# Fruits Crumble (Fast and easy)



## KoraD (Nov 4, 2018)

Hi everyone ! 

This is just an easy version of fruits crumble I wanted to share. It's fast, cheap and efficient. You can modify it the way you want, I tried it several times with different fruits, sizes, it came differently each time but was never deceiving ! 

First, you may choose the quantity you like, just make sure you use the same quantity for each ingredient.  
*You need : *

_-Flour : 150g 
-Butter : 150g
-Sugar : 150g ( I usually put less, depending on with fruit I choose) 
-Fruits : Depending on the size of your baking pan, fruits should cover the base, at least 4/5 cm thick. Also make sure the fruits aren't too juicy.( otherwise your crumble is going to look like jam...)
-Vanilla sugar / honey / whatever you think would taste good!_

Cut the fruits in pieces (not too thin), grease the baking pan with butter and place the fruits flat ( amount of pieces should exceed half of the pan). 

Then, 
Start by mixing, the flour, sugar (vanilla sugar, ...). 
Cut the butter in cubes, then add them to your mix and grind it with your hands.
 Keep kneading until you obtain a 'sandy' pastry. During this step, you may add more flour, if needed, if the pastry you obtain is too thick. 

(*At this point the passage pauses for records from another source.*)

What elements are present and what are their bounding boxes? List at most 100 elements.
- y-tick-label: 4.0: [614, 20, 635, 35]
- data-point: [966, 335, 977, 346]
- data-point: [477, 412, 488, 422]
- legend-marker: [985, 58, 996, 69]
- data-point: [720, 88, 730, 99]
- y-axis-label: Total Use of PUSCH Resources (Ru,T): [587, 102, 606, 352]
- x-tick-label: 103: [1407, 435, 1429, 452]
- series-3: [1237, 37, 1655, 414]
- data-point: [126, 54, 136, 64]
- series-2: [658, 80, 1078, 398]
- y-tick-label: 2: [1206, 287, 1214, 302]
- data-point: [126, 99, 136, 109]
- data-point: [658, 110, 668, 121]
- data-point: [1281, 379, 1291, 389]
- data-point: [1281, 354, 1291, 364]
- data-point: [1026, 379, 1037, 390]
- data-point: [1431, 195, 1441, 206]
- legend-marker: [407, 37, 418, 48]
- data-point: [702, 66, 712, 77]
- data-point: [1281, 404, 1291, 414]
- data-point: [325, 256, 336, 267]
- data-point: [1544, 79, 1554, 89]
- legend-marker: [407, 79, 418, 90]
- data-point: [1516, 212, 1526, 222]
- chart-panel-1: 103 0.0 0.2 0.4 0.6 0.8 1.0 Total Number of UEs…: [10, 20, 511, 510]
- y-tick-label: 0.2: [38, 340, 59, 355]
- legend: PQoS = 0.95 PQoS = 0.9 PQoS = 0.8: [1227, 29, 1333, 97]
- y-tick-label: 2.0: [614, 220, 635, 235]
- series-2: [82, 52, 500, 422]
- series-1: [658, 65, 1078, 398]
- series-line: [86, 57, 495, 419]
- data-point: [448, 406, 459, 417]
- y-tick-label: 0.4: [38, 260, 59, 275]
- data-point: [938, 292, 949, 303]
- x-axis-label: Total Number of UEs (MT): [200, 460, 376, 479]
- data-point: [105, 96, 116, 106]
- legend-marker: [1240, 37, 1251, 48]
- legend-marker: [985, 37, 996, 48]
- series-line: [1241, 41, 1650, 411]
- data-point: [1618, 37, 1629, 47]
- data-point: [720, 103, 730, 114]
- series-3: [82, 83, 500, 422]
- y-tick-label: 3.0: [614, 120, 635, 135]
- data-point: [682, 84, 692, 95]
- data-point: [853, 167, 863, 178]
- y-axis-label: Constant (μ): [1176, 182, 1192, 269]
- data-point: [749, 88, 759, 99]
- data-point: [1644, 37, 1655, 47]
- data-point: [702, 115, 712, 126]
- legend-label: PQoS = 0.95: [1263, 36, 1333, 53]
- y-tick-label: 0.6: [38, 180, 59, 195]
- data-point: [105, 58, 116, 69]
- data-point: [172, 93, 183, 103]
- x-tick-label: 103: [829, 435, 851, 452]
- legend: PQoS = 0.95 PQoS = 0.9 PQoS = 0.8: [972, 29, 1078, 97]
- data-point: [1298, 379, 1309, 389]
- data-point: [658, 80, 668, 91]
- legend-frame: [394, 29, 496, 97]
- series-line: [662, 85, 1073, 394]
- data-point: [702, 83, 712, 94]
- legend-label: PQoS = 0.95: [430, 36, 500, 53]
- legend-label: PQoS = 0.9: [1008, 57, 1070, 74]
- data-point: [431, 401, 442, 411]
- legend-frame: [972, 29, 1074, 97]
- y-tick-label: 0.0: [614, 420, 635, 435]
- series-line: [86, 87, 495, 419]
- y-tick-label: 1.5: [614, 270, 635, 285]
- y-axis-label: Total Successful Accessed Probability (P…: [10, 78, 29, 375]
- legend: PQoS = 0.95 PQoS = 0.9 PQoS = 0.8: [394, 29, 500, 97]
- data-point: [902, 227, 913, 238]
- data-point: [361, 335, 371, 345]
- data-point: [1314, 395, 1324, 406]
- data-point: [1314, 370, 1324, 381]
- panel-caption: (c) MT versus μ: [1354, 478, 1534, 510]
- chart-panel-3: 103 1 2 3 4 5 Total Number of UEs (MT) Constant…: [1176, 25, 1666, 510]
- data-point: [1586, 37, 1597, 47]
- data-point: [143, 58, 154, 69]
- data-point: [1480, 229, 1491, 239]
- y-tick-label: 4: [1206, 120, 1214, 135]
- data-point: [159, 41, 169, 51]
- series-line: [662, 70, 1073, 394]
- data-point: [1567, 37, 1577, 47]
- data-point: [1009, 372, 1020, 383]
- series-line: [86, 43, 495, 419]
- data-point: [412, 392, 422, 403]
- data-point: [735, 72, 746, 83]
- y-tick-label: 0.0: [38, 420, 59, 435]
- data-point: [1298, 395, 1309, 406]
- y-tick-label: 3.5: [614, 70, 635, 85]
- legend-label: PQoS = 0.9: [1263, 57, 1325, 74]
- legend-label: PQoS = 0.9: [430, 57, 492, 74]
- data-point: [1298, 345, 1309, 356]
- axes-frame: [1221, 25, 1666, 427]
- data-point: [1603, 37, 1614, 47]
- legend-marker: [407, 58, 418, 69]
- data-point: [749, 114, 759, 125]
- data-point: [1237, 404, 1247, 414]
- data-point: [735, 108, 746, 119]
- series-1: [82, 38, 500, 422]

Finally, dredge your pastry over the fruits, again you may choose how thick you want the 'shortcrust' part to be. Then, you can had vanilla sugar, honey, the ingredient you like on the top. Leave it in the oven for approximately 30/40 minutes, 180° (again, adapt according to how you like it) !


----------



## Just Cooking (Nov 4, 2018)

Welcome to DC..


Ross


----------